Nous quittons la clairière par la D546 direction le Francport, franchissons le pont sur l’Aisne avant le restaurant de l’Armistice et son ambiance jazzy. Dans cette vallée de l’Aisne, sur la D81, verte à souhait, bordée de bois, en file indienne, nous adoptons le style grand fond, 7, 7.2, 7.5km.h, nous percevons de loin les véhicules arrivants ; entendre, percevoir, écouter sera notre sécurité. Nous entrons dans Rethondes, passant devant le bar tabac épicerie Grand Maréchal - Maréchal shop ( Grands Soldats m’aurait mieux plu, mais …) , apercevant le panneau indicateur de Tracy-le-mont, je me souviens que  sur la hauteur, ils sont plus de 3000 sous des croix ; les croix, nous les rencontrerons ou les devinerons par dizaines de milliers. A la sortie du bourg, une belle ligne droite s’offre à nos yeux, d’instinct sportif, nous allongeons les pas le paysage est  bucolique. Berneuil-sur-Aisne, par sûreté, nous empruntons les trottoirs, il en sera de même tout au long des bornes dès que cela nous sera nécessaire pour notre sûreté. Le panneau Nampcel nous rappelle que plus de plus de 11000 allemands s’y trouvent, notre chemin de mémoire et l’amoncellement monstrueux des chiffres  de victimes des deux camps, commence pour nous dans la vallée de l’Aisne, les autres cimetières s’égrènent jusqu’à la mer du Nord Newport l’Yser et vers la frontière Suisse. Moulins-sous-Touvent est indiqué, là-haut est le tertre de la Butte aux Zouaves « le champignon » et 200 des leurs côtoyant près de 1900 allemands. A la sortie de Bitry, 14e km, s’élève une curieuse chapelle surmontée d’une croix, une ambulance y était établie en septembre 14, en 17, puis au dernier été de la guerre en 18. Entrée de Vic, 17e km, plus de 2000 croix blanches nous accueillent, ils sont plus de 3000 au total, les 1000 autres en ossuaire…là-bas, de l’autre côté de l’Aisne, la nécropole d’Ambleny rassemble plus de 11000 de leurs copains ensevelis. Nous marchons.

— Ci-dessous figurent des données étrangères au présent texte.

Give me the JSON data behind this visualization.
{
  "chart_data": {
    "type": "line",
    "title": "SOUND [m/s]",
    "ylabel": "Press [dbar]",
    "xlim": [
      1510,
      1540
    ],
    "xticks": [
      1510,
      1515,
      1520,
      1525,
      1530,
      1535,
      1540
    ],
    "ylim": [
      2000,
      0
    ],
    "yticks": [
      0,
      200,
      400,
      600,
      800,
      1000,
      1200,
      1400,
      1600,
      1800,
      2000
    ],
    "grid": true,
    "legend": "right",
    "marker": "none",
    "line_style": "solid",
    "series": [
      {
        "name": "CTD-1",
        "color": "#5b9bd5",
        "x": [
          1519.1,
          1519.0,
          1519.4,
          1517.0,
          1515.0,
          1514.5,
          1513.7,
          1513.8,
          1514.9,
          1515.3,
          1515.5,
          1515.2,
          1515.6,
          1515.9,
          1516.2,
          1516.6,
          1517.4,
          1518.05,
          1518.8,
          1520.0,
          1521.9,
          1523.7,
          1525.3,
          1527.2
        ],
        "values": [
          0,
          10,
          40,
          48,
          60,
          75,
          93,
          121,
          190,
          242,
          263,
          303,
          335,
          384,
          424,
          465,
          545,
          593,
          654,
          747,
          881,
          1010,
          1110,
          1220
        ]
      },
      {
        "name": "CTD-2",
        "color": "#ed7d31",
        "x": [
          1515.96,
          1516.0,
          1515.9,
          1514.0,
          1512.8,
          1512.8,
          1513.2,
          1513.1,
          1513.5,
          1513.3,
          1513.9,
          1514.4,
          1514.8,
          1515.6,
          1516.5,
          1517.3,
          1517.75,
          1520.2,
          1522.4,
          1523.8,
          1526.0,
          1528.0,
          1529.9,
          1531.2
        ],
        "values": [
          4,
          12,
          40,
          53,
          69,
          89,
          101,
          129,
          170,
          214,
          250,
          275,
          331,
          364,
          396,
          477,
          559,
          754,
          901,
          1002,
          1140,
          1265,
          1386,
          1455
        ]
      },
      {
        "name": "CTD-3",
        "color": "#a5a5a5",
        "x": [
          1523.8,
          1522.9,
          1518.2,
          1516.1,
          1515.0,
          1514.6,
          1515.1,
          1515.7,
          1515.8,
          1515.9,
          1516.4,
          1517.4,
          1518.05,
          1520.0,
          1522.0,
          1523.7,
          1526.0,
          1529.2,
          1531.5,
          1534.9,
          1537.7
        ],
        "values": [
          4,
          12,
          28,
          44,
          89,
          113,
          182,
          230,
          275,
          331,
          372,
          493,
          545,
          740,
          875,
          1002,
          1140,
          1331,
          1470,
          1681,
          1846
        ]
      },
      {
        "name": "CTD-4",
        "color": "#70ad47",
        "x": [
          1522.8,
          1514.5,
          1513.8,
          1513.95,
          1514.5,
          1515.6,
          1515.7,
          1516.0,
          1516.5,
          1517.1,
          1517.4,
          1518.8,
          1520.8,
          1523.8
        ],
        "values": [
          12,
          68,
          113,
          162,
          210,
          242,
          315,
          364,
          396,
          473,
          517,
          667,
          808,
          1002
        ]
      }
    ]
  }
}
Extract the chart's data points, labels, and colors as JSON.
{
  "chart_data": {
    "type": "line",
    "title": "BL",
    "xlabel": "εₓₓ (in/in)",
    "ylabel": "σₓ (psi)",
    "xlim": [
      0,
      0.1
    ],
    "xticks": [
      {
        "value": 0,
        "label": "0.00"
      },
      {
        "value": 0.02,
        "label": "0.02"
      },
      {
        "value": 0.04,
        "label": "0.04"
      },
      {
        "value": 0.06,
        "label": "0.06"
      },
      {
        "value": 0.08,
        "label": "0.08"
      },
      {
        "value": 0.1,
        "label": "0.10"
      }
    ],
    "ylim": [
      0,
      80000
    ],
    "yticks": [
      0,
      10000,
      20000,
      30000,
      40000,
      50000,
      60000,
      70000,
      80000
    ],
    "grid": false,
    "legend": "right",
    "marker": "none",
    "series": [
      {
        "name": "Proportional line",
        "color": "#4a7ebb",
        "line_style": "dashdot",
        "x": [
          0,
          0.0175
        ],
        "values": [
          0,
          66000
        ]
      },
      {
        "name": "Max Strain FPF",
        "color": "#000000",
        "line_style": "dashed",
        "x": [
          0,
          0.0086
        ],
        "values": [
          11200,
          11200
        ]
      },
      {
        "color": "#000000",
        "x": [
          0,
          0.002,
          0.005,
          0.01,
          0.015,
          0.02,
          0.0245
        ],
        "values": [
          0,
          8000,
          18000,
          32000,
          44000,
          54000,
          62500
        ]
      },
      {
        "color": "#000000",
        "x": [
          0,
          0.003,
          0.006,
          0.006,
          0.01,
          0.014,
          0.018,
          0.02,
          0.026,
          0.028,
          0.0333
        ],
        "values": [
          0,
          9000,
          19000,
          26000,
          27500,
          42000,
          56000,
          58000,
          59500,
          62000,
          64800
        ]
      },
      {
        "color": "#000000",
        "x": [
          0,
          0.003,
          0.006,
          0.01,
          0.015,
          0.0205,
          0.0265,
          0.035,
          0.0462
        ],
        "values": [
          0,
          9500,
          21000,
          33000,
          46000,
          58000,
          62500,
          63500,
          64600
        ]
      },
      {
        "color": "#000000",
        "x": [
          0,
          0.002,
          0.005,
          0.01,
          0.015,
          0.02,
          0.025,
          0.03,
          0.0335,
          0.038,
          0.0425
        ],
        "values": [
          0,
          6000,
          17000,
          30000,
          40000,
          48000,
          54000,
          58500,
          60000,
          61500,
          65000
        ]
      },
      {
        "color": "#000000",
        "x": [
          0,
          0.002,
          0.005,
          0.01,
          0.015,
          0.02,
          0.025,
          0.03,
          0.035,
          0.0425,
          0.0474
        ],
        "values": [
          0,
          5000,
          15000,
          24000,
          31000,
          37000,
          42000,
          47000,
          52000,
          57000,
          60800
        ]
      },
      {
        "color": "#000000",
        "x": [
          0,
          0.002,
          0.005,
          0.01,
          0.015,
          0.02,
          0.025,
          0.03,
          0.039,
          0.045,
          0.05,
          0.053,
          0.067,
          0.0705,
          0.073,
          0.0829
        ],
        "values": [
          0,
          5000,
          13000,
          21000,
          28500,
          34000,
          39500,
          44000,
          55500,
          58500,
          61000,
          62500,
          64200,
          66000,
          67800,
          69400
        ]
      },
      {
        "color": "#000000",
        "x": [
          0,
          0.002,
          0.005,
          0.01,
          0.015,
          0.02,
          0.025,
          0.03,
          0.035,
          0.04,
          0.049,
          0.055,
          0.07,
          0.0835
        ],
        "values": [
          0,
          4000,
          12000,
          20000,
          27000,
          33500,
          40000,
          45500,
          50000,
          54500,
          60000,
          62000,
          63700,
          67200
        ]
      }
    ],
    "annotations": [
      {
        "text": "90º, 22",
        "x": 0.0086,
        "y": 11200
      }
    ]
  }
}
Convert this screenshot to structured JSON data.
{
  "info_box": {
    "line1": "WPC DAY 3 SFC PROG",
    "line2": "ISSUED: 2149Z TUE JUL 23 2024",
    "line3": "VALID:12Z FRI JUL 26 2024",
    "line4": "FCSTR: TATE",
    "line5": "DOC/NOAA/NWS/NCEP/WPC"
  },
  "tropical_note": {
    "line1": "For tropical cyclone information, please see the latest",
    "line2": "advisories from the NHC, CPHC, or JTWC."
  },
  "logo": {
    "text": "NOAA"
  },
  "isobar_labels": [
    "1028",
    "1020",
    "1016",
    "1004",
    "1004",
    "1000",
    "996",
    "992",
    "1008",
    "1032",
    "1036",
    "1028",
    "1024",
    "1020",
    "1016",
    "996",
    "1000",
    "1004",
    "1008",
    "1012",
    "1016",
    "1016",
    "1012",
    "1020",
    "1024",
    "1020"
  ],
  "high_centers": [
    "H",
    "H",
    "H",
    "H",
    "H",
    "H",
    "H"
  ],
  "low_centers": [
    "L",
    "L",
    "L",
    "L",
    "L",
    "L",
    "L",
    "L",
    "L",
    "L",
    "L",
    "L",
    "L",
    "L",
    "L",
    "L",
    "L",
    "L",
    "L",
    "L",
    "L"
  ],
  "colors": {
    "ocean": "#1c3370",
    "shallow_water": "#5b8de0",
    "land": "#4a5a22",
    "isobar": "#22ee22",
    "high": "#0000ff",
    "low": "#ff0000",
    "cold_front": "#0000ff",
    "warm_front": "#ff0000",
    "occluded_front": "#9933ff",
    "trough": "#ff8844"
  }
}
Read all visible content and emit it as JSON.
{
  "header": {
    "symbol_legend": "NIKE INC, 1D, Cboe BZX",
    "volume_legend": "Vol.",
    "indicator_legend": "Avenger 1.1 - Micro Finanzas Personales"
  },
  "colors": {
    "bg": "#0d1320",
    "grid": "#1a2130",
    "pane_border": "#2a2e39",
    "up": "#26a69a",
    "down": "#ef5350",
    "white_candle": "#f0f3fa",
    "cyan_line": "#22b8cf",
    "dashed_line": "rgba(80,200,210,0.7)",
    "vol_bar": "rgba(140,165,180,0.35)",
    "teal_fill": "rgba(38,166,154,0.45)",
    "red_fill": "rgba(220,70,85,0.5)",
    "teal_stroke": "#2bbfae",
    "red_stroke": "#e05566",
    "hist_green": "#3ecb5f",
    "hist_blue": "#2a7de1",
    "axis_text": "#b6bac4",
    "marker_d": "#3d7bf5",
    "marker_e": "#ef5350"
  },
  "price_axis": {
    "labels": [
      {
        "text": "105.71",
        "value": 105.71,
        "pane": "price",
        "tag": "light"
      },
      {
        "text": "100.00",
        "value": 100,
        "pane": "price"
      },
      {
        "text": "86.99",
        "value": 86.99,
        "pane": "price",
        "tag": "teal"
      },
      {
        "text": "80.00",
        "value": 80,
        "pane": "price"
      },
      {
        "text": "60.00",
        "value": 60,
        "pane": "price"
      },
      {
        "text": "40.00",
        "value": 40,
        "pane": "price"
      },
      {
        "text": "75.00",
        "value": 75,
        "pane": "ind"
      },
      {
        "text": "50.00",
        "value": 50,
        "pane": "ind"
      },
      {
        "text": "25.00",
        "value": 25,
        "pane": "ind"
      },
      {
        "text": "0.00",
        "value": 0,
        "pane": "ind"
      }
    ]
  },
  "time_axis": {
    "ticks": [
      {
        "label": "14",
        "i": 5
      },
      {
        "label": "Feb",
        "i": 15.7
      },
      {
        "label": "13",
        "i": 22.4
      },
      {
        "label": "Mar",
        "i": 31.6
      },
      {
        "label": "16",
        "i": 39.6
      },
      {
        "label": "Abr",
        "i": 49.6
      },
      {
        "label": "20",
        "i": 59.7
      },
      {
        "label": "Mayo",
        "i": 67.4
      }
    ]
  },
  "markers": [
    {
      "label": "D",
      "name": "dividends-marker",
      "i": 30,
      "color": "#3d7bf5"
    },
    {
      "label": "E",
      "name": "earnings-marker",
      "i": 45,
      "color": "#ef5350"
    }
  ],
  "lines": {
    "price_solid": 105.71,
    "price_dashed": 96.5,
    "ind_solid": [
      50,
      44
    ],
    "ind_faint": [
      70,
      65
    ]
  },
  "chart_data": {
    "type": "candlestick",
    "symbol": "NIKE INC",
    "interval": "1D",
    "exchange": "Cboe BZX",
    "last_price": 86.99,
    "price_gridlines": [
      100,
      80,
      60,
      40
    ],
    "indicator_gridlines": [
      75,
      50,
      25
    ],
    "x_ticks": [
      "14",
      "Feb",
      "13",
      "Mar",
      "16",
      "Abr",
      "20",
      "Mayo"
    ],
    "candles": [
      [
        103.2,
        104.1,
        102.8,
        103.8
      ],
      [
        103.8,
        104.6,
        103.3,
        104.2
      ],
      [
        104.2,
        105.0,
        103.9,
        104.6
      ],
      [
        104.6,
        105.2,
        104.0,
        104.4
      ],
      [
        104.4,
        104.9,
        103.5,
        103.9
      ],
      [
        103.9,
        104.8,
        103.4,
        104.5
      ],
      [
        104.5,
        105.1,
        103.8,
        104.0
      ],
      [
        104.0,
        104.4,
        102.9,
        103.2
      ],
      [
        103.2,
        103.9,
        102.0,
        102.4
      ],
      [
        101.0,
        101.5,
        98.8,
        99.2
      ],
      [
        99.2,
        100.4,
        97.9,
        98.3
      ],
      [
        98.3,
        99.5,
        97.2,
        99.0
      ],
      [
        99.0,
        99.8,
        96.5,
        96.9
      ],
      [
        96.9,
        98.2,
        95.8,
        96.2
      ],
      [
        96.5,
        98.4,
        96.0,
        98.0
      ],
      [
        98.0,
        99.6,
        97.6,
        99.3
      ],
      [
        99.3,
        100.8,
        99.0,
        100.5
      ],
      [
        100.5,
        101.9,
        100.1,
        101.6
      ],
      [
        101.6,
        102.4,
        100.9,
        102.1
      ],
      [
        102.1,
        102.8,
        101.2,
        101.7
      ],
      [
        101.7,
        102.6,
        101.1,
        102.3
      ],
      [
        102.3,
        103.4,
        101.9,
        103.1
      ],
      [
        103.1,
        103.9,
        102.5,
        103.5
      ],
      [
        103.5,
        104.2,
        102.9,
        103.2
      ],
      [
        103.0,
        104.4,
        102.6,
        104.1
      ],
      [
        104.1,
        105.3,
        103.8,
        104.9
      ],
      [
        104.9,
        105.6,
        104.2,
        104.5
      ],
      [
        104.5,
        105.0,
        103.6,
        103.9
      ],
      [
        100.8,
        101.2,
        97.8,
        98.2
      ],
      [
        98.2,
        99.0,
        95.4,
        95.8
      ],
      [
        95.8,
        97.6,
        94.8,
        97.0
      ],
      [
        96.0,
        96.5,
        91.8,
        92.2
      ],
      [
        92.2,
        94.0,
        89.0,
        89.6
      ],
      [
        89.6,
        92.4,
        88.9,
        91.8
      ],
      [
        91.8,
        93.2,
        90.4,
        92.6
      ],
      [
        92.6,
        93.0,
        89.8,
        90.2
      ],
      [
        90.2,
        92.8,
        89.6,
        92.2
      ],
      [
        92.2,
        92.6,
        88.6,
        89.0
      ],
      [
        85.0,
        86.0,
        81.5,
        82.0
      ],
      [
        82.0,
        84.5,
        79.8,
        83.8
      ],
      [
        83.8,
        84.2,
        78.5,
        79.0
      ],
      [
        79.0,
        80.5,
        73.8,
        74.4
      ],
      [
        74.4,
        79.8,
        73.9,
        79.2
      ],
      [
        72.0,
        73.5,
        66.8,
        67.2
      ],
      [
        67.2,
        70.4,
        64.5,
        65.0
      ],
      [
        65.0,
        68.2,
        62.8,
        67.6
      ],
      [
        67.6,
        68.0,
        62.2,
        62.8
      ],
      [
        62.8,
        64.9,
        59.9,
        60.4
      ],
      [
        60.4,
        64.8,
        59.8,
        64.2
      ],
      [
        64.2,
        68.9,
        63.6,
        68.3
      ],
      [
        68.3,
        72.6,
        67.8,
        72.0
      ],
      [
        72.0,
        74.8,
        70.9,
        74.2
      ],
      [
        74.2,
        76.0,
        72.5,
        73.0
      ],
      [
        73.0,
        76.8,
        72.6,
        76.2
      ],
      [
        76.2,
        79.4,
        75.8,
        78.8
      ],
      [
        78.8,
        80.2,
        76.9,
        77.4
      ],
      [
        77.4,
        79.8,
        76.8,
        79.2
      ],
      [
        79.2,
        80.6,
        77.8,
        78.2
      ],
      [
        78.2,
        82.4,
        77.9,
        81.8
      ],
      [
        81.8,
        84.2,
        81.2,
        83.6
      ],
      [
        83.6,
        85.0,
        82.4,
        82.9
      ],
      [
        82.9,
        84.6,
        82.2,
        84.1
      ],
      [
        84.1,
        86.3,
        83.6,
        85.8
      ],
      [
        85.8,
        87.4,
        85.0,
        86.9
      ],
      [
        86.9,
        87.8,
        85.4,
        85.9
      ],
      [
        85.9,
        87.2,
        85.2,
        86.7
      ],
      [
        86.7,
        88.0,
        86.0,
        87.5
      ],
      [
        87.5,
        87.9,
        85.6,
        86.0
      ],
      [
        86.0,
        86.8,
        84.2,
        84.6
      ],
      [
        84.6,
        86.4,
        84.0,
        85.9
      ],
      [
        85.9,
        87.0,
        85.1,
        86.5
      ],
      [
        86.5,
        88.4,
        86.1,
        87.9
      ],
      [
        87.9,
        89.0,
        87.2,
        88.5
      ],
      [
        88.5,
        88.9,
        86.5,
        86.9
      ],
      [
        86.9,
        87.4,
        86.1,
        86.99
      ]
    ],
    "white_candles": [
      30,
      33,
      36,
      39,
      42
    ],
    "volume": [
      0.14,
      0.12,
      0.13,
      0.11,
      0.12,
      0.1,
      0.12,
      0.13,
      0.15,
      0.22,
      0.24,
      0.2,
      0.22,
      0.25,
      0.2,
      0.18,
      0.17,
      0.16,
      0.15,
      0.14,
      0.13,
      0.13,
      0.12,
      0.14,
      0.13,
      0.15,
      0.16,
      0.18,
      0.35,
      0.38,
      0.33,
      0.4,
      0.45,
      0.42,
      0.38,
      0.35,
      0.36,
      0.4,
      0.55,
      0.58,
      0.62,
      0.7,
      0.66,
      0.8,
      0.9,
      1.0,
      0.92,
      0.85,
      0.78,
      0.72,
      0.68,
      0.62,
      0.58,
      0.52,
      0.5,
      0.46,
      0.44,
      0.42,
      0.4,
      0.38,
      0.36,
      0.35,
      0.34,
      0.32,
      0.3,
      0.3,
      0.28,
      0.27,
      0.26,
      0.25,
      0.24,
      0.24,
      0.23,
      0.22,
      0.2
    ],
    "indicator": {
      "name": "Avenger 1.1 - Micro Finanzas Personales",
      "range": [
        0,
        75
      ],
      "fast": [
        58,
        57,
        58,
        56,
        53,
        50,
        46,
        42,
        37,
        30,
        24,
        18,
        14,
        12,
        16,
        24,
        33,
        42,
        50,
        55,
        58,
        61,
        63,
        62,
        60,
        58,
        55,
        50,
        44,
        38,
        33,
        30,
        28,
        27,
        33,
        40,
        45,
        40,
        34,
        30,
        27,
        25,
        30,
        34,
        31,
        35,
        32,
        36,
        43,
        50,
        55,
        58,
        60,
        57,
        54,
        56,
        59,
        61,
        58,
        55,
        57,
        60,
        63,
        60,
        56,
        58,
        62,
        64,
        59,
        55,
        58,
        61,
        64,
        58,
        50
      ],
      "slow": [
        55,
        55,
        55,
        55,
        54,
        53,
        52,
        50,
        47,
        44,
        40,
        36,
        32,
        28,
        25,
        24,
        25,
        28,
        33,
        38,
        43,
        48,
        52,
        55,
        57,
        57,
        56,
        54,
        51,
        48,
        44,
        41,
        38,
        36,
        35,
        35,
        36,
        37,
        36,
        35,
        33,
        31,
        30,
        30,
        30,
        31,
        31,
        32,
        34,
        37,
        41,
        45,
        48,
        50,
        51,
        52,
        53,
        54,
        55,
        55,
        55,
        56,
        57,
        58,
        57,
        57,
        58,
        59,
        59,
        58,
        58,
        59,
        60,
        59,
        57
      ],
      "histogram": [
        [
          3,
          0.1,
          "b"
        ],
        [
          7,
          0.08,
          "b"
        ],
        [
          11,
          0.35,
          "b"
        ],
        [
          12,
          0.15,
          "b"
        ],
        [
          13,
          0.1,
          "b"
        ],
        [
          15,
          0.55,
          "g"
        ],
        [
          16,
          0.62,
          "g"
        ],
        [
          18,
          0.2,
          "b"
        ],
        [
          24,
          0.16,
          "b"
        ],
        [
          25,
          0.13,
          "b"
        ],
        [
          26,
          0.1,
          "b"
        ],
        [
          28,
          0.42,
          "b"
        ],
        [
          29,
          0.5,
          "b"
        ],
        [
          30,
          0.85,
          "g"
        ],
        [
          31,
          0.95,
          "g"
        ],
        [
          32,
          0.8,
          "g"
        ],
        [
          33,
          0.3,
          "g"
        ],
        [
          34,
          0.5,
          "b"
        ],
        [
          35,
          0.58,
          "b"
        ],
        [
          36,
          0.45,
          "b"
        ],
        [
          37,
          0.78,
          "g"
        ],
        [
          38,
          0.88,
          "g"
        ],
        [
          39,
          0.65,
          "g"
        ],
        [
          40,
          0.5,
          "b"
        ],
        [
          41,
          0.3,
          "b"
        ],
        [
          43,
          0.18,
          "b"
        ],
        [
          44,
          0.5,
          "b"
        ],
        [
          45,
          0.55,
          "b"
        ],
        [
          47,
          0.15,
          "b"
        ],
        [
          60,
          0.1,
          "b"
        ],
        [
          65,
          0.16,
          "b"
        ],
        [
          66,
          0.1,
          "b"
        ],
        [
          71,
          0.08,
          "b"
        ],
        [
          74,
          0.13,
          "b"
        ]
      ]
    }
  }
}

          L’accumulation des nombres va nous mener plusieurs fois à la nausée et le dégoût des va-t-en guerre et leurs équipages. D13 direction St Christophe-à-Berry, nous avançons à 2km de la 1ère ligne de front française de 1914 puis 1918, sur la droite, nous passons devant une stèle gravée 1914 1915 rappelant la mort des soldats du 47e régiment d’artillerie, je me dis que nous allons en voir d’autres, beaucoup d’autres au long de notre parcours, que l’atmosphère s’alourdira au fur et à mesure de l’avancée mais que de beaux paysages nous attendent, ce qui nous mettra un peu de baume au cœur…les bornes kilométriques implantées nous rappellent les temps où nos équipiers prenaient des chronos afin de gérer nos avancées sur feu Paris-Colmar, une sacré belle histoire ! nous ne prenons pas de chronos…ici, nous montons vers le front.
          Berry, 20e km, nous bifurquons 1ère droite dans le bourg, D138 panneau bleu lieu-dit Vingré panneau monument des fusillés à 150m… plus avant, sur notre gauche, stèle des martyrs de Vingré : ici le 4 décembre 1914, un général a fait fusiller 6 soldats…pour l’exemple, le général décideur de l’exécution des pauvres troupiers était un de ces descendants de ces antiques familles de la chevalerie ; décoré archi décoré de breloques par ses pairs, monté sans peine dans sa hiérarchie, le bonhomme est décédé tranquillement en sa douce terre angevine…lui ; honte à ces infâmes. Pour les âmes de ces pauvres soldats, nous décidons de nous arrêter une minute de silence envers ces massacrés sur ordre ; nous leur déposons un petit bouquet de violettes : dans ce champ sont tombés glorieusement  le caporal Floch les soldats Blanchard, Durantet, Gay, Pettelet et Quinault du 298è R.I fusillés le 4 décembre 1914, réhabilités solennellement par la cours de cassation le 29 janvier 1921, hommage des anciens du 298è R.I. A la mémoire de leurs camarades morts innocents victimes de l’exemple ».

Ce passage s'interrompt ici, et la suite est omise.